Cllr Sarah O’Reilly: Once Again Religious Services & Practices Singled Out For Special Mistreatment By Government
Aontú Cllr for Cavan, Sarah O’Reilly has criticised the suspension of communions, confirmations and baptisms by the government despite their being no request by the CMO to do so, and has said it is another example of special mistreatment of religious services by this government.
Cllr O’Reilly: “It seems everyone including Bishops, laity and NPHET themselves were surprised by Leo Varadkar’s announcement that communion, confirmation and baptism ceremonies “are off” as he put it. Dr Tony Holohan has confirmed publicly that he and NPHET did not make such a recommendation however communication with the Bishops from the Taoiseach’s office made claim, that the decision was based on NPHET’s advice.”
“This is very short notice for parishes and schools who were making preparations to have small ceremonies in compliance with guidelines, I am especially sorry for the children who are preparing for this special occasion and for their families for whom this sudden decision was a bolt from the blue.”
“It is difficult for people to understand why Mass for 50 people receiving communion is acceptable and why Mass for 50 people, some receiving communion for the first is not acceptable.
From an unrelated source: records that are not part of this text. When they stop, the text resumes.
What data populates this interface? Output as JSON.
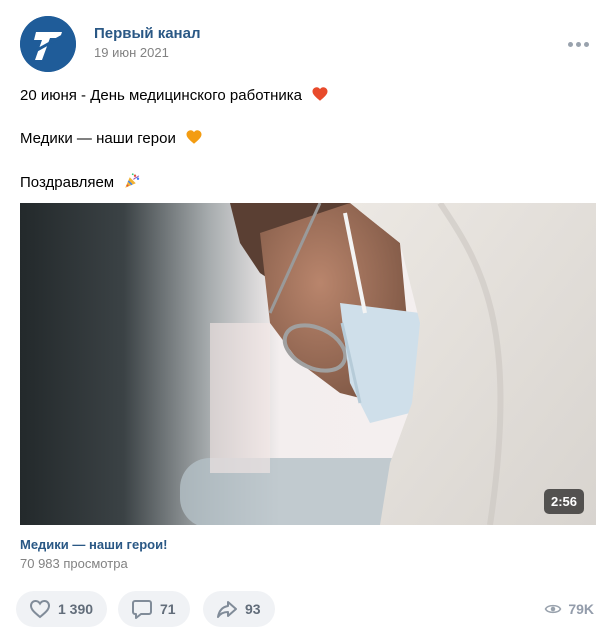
{
  "post": {
    "author": "Первый канал",
    "date": "19 июн 2021",
    "lines": [
      "20 июня - День медицинского работника",
      "Медики — наши герои",
      "Поздравляем"
    ],
    "emojis": [
      "red-heart-icon",
      "orange-heart-icon",
      "party-popper-icon"
    ]
  },
  "video": {
    "duration": "2:56",
    "title": "Медики — наши герои!",
    "views": "70 983 просмотра"
  },
  "actions": {
    "likes": "1 390",
    "comments": "71",
    "shares": "93",
    "views": "79K"
  },
  "colors": {
    "link": "#2a5885",
    "muted": "#828282",
    "button_bg": "#f0f2f5",
    "avatar": "#1f5c99"
  }
}
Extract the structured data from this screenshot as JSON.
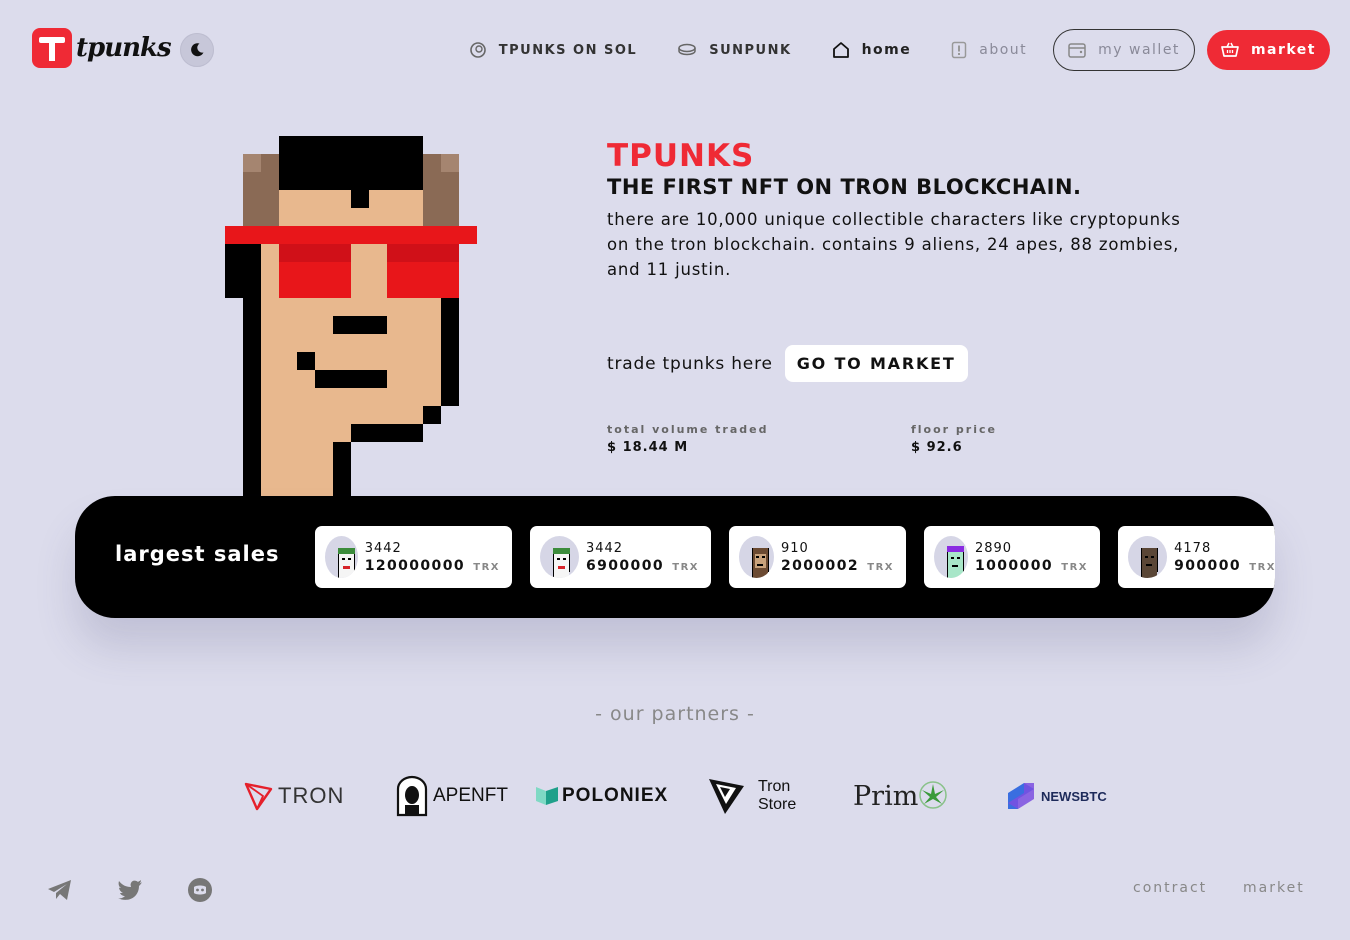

It does seem a very strange piece of mental gymnastics. If we are to believe sacraments “are off” because of the fear of family gatherings and parties, then why would the government increase the number of people attending weddings where there is a greater chance that guidelines would be more relaxed!”
“This issue, once again exposes a huge vacuum in communication between Church and State and a shocking level of disrespect by Government towards Church leaders. It also exposes the fact that people are crying out for their Bishops to stand up for the people against such discrimination. The Bishops must question the reasoning for this discission and demand the evidence and data that back up the cancellation of these specific ceremonies. The Sacraments are not events and should not be treated as such, they are acts of communal worship protected by Bunreacht na hÉireann. The Government have no business telling parish communities what liturgies they may celebrate.”